UNHCR cited unconfirmed accounts that smugglers might be trying to "maximize income" before the Ramadan holy month, which begins in the first week of June. Spindler also said he had never heard of smugglers using such risky tactics as having one overloaded boat tow another one overflowing with hundreds of people.

Joel Millman, spokesman for the International Organization for Migration, also pointed to a new tactic used by smugglers in recent weeks.

"Traffickers and smugglers working out of Libya are using much bigger boats now, carrying as many as 750 people, where for the last 12 months, we've been seeing a lot of smaller rubber inflatable dinghies," Millman said at a Geneva news conference alongside Spindler.
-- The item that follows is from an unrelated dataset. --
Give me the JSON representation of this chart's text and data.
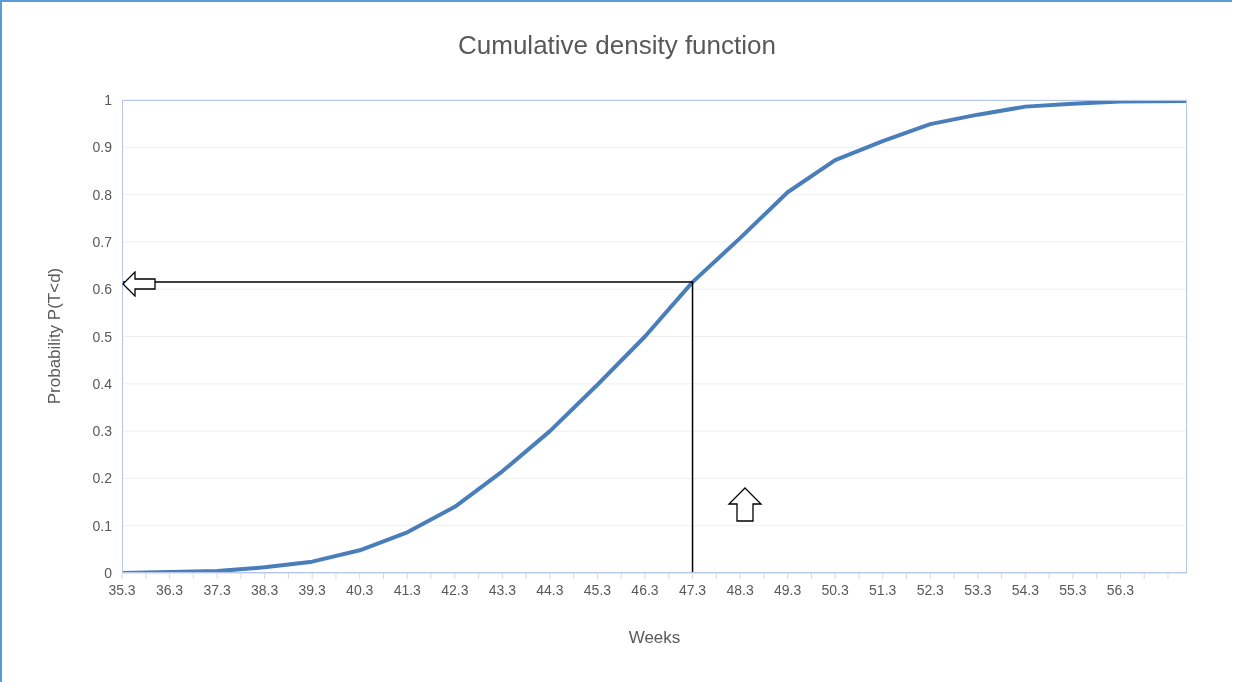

UNHCR said most boats leaving Libya are departing from Sabratha, west of Tripoli.

A deal between the European Union and Turkey to return migrants to Turkey has significantly dampened the migrant sea route into Europe from Turkey to Greece, which hundreds of thousands of people used last year.

IOM and UNHCR have been on watch for signs that migrants may be shifting to the much longer and more dangerous Libya-Italy option.

"As of now, UNHCR has not seen evidence of a significant diversion of Syrians, Afghans or Iraqis from the Turkey-Greece route to the central Mediterranean one," Spindler said.

He reiterated UNHCR's appeal to the EU to allow for more legal pathways for refugees to reach Europe, calling it "shameful" that the 28-nation bloc had resettled fewer than 2,000 people under an EU plan announced last year to resettle 160,000.